I have indeed. A good friend has an my10 GTR and I've driven it a few times now but to me I couldn't fork over that sort of money for a Datsun, 09 plates ones are hovering around the 30's but they are mostly imports so have the jap switch gear which would be useless unless I learn the language lol


----------



## Spandex (Feb 20, 2009)

X5TUU said:


> If I go the porka route, I don't want a car older than an 08 for finance restrictions, but keeping monthly instalments reasonable, hence the self imposed limit of £45k ... I'm really torn
> 
> Had a look at the 911virgin site and some really useful info on there, going to ring them tomorrow


Ahh, I assumed you were actually buying one.
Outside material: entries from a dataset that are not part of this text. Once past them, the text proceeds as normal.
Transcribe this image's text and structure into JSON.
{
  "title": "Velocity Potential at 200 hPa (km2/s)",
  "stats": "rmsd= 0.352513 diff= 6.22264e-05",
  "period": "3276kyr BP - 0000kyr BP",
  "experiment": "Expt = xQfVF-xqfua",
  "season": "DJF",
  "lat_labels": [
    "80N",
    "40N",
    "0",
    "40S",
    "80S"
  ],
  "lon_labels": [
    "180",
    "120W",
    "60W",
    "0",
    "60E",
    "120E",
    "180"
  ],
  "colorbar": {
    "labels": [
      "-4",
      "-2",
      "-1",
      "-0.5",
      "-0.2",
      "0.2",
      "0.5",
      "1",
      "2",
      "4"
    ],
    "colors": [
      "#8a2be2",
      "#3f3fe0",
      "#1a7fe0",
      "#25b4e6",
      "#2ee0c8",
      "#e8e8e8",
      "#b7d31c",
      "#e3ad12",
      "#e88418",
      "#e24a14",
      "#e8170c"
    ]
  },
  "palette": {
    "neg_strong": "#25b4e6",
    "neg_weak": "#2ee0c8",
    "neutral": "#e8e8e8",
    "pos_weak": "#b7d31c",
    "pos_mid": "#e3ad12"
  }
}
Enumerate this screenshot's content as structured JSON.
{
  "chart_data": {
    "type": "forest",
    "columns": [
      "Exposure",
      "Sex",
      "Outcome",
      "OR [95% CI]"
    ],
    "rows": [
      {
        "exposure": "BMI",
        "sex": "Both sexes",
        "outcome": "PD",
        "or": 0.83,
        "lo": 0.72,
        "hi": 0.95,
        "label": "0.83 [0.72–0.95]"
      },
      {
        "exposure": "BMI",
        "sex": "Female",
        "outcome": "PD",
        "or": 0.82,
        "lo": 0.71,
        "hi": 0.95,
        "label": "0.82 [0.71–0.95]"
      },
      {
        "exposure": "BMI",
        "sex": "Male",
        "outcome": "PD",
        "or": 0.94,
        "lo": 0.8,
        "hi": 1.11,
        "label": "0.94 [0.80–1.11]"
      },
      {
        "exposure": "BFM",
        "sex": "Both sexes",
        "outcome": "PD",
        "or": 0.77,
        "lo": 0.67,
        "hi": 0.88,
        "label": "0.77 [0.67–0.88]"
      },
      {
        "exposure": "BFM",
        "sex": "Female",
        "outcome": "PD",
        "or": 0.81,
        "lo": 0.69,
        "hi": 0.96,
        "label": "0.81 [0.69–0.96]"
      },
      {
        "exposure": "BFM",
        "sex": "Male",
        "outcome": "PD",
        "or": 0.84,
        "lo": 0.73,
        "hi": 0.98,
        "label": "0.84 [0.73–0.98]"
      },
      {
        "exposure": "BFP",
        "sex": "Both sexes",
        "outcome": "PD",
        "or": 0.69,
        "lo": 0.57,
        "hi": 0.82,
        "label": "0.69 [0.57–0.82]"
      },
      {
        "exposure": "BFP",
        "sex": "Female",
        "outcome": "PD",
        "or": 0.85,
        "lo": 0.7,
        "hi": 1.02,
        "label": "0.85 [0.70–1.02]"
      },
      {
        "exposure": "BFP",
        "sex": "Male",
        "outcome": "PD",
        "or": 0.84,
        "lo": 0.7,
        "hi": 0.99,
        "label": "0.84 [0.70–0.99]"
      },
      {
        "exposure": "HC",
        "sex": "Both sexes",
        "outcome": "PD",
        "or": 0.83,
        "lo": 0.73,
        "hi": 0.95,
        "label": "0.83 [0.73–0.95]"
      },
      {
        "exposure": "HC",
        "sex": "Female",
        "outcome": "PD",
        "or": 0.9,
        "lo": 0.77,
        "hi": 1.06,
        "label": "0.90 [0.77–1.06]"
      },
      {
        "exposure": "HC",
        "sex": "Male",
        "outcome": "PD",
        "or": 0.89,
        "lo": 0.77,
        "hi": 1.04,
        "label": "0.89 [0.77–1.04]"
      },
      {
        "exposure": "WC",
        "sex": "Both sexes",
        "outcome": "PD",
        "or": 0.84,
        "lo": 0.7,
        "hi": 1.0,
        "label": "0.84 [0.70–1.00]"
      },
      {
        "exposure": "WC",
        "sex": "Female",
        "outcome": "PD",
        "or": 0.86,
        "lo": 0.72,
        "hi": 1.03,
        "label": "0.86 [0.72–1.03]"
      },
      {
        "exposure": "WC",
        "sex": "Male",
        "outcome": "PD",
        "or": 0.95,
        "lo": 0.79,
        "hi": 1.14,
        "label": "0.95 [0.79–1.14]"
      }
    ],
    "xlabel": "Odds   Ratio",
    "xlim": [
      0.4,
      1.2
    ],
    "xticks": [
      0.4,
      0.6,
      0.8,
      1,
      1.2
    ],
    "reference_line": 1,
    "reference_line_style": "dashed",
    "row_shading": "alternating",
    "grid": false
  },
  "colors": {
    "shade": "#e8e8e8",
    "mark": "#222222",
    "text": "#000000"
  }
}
Still, there are turbos for under £45k:

http://www.autotrader.co.uk/classified/ ... 1211186897
http://www.autotrader.co.uk/classified/ ... 1019602274
http://www.autotrader.co.uk/classified/ ... 1019596013

911Virgin is a fantastic place. Really helpful and it's worth making up an excuse to go down there just to nose around at all the nice cars.


----------



## X5TUU (Sep 4, 2012)

Spandex said:


> X5TUU said:
> 
> 
> > If I go the porka route, I don't want a car older than an 08 for finance restrictions, but keeping monthly instalments reasonable, hence the self imposed limit of £45k ... I'm really torn
> ...


no, def a finance jobbie, i mean it will be mine after the 36mths but I won't pay for a car upfront if its more than £15k, as its just a waste of money tying it up for so long and essentially devaluing.

I do like that 2nd one, other than the interior ...


----------



## v8rumbler (Mar 31, 2014)

X5TUU said:


> Spandex said:
> 
> 
> > X5TUU said:
> ...


they are great guys to deal with-- I have bought from them twice


----------